Not sure what’s supposed to be new about that; the possibility has been known for decades. There’s no reason in principle that it wouldn’t work, but a decent chunk of the energy produced would be wasted in neutrinos. And of course it’d be very expensive to construct the first one.
Someone better at math than I am would have to check the lifespan/mass ratio for black holes. The article states that a black hole with a 3.5 year lifespan would weigh around 600,000 tonnes. The figure I once heard was that the “last ten million tonnes” would evaporate in ten seconds. That’s a significant difference.
A “phenomenal amount of engineering” indeed would have to done to be able to compress enough photons into a small enough space to form a micro black hole. I once heard that even though photons are bosons, that at extreme densities subtle quantum effects come into play that cause scattering. Is this true? And even if you could form a micro black hole I don’t see how you could feed it to maintain its mass- getting enough baryonic matter into a vanishingly small event horizon against a stupendous radiation pressure sounds difficult to say the least.
Still, unless something like catalyzed proton decay is possible, a micro black hole is about the only way we know of to truly convert matter into energy with high efficiency.
Once you get down to holes that small, it’s tricky to calculate the lifespan, since it depends on counting all of the particle modes that are available to be emitted, and a hole that small could emit far more particles than we’ve ever produced in the laboratory. And this is aside from any quantum gravitational effects of which we’re completely clueless, and which might plausibly start showing up for micro holes.
It’s not so much extreme densities as extreme energies. Basically what happens is, if you get photons of sufficient energy, they’ll produce electron-positron pairs, which will interact and then re-combine into photons. Since these are virtual particles, this can in principle happen at any energy, but it’s much easier when you have enough energy to actually make the particles for real. And I imagine that it’d require energies high enough for this to be significant to make an artificial black hole, since you’d need to localize the beams extremely precisely.
Well the paper that the article came from was published Aug 2009. Full paper:
So all you need to make a human is another human!?
Two, traditionally.
Actually, the density is important too. Even if your photon has an energy >1 Mev , big enough to create an electron-positron pair, you can’t get real particles because you need a way to conserve momentum. This requries two photons.

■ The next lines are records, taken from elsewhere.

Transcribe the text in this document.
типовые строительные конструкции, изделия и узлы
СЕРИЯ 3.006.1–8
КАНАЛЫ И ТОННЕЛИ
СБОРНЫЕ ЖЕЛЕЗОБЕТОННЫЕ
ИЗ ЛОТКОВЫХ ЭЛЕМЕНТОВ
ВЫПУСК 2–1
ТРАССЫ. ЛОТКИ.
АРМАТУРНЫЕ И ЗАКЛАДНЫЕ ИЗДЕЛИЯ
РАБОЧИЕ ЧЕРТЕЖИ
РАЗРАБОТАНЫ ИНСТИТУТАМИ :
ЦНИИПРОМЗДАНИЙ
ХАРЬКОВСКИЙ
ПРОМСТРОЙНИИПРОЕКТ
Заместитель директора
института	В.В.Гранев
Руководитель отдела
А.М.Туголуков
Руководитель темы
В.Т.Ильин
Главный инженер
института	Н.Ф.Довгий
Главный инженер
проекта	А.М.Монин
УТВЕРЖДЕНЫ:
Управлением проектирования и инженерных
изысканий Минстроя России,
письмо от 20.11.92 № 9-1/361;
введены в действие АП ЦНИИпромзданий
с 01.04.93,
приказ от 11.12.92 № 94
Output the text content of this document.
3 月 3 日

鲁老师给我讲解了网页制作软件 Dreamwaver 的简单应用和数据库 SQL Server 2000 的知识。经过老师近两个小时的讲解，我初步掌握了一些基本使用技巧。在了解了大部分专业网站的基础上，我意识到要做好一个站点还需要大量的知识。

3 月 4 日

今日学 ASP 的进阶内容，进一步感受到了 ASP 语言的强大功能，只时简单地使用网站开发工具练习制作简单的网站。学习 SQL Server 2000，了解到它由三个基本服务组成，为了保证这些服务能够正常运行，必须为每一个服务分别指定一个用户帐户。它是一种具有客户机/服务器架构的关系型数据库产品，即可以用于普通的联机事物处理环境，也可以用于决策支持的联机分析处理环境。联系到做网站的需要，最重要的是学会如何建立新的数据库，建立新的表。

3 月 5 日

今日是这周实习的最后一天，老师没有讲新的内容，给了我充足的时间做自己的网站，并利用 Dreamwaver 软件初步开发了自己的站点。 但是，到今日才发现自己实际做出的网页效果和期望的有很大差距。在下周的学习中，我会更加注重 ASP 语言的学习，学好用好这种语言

Since you are trying to focus light from the Sun, you don’t have to worry about 1 Mev photons, but you do have to worry about what happens when the density of photons becomes so high that the electric fields exceed the breakdown strength of the vacuum. At these intensities electromagnetic fields become highly nonlinear and all the normal rules of optics break down.
Larry Niven did cover it in A World Out Of Time, and in fact it’s used as a minor twist- the renegade pilot of a ramscoop is planning to accelerate his ship to near the speed of light, assuming the ship’s original, relatively sedate itinerary is just unimaginativeness on the part of his former commander, and he has already begun to do so when his commander hacks his ship’s computer and explains to the pilot that he’ll be throwing his life away because as he accelerates the ship will suffer increasing damage from friction.
That assumes a magnetic only bussard ramscoop.
Electrostatic designs ARE drag free, but have their own problems.
Combining the magnetic and electrostatic system will result in low or no drag, and
increased scoop radius, all for the same power input:cool:
I was assuming perfectly inelastic collisions between the scoop and the ISM particles, without regard to how the scoop was constructed. I take it then that the electrostatic designs do something to salvage some of the energy from the collision?
Man, just barely. The theory of general relativity was published in 1915. That was 94 years ago.
As far as I can see.
Actually, the c limit comes from special relativity, not general, which was developed in 1905, the “Miracle Year”. Which means that the world record holders for longevity would have been talking then, but not much of anyone else.